Auf einmal sitzt er da, der Schöpfer inmitten seiner Kreation. Dass er unter Umständen die komplette Welt anhalten kann, hat er in Dissonance Theory bewiesen. Doch das würde sein Gegenüber sowieso nicht beeindrucken. Aufmerksam mustert der Man in Black den Mann, dem er seine „fucking vacation“ zu verdanken hat. Allerdings brauchen wir uns nichts mehr vormachen – aus Erholungsgründen hat es den mysteriösen Revolverhelden sicherlich nicht in die Westworld gezogen. Generell geht es uns bei der darauffolgenden Unterhaltung eher wie Teddy (James Marsden), der zwar am gleichen Tisch sitzt, jedoch keine Ahnung hat, was die zwei Herren vor seinen Augen bereden. Teddy hat in diesem Moment nicht einmal die Kontrolle über sein eigenes Handeln und muss sich gänzlich dem Austausch der Erwachsenen beugen, die sich gleichermaßen mit Respekt wie im Ehrgeiz begegnen.

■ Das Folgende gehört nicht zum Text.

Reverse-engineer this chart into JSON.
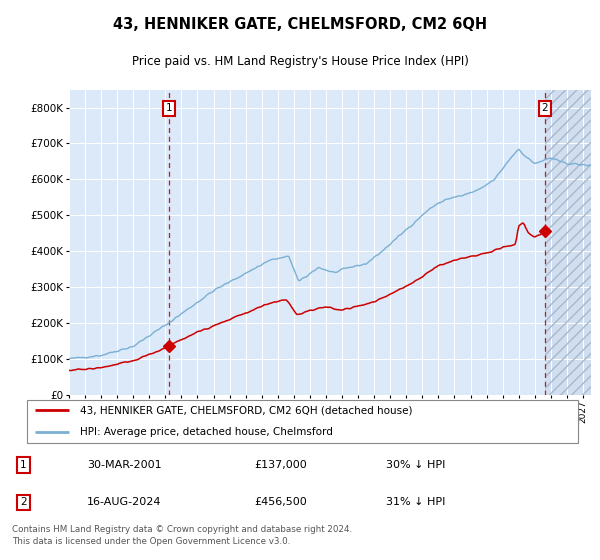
{
  "title": "43, HENNIKER GATE, CHELMSFORD, CM2 6QH",
  "subtitle": "Price paid vs. HM Land Registry's House Price Index (HPI)",
  "sale1_date": "30-MAR-2001",
  "sale1_price": 137000,
  "sale1_hpi_diff": "30% ↓ HPI",
  "sale2_date": "16-AUG-2024",
  "sale2_price": 456500,
  "sale2_hpi_diff": "31% ↓ HPI",
  "legend_red": "43, HENNIKER GATE, CHELMSFORD, CM2 6QH (detached house)",
  "legend_blue": "HPI: Average price, detached house, Chelmsford",
  "footer": "Contains HM Land Registry data © Crown copyright and database right 2024.\nThis data is licensed under the Open Government Licence v3.0.",
  "ylabel_ticks": [
    "£0",
    "£100K",
    "£200K",
    "£300K",
    "£400K",
    "£500K",
    "£600K",
    "£700K",
    "£800K"
  ],
  "ylabel_values": [
    0,
    100000,
    200000,
    300000,
    400000,
    500000,
    600000,
    700000,
    800000
  ],
  "ylim": [
    0,
    850000
  ],
  "background_color": "#dce9f8",
  "red_color": "#cc0000",
  "blue_color": "#7bafd4",
  "grid_color": "#ffffff",
  "sale1_x": 2001.24,
  "sale2_x": 2024.62,
  "xlim_start": 1995,
  "xlim_end": 2027.5
}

Es ist immer wieder faszinierend, dass ausgerechnet die einfachsten Szenen zu den eindrucksvollsten in Westworld gehören. Seien es die Sitzungen zwischen Bernard (Jeffrey Wright) und Dolores (Evan Rachel Wood) oder eben diese Begegnung zwischen Ford und dem Man in Black: Am Ende des Tages ist es ein Gespräch, das dafür sorgt, dass einem ein eiskalter Schauer den Rücken hinunter läuft – da kann sich Regisseur Jonny Campbell noch so sehr um die opulente Inszenierung einer Orgie bemühen. Alles, was man in dieser vermeintlich lustvollen Zusammenstellung taubbrechender Einstellungen sieht, sind die rohen Konstanten einer HBO-Produktion. Unbeholfen und exploitativ finden unbedeckte Körperteile ihren Weg in eine Geschichte, die sich gar nicht für sie interessiert. Ein bisschen ironisch ist das durchaus. Oder wie Caroline Framke das Problem auf Vox.com umschrieb: „I barely noticed this orgy.“
Abseits davon hat Contrapasso zwei musikalische Highlights zu bieten, die erneut verblüffen, obwohl es mittlerweile kein Geheimnis mehr sein dürfte, dass sich Westworld geschickt wundervoller Coverversionen diverser Songs bedient, um sowohl Stimmung als auch Handlung voranzutreiben. Dieses Mal sorgt Something I Can Never Have von Nine Inch Nails für Gänsehaut, als die ersten Takte auf dem Klavier ertönen. Leise baut sich das Stück aus dem Hintergrund auf und nimmt immer mehr die Szene für sich ein – nur, um dann abzureisen, bevor es wahrhaftig seinen Höhepunkt erreicht. Und dann wäre da noch Claire de Lune von Debussy, das Ramin Djawadi mit inspirierender Leichtigkeit in die Tonlage von Westworld übersetzt. Ein feiner Akzent, der völlig schwerelos den gewichtigsten Augenblick der Episode vorbereitet. So kann das weitergehen. Alle Parteien der Erzählung interagieren nun miteinander, genauso wie die Form mit der Erzählung.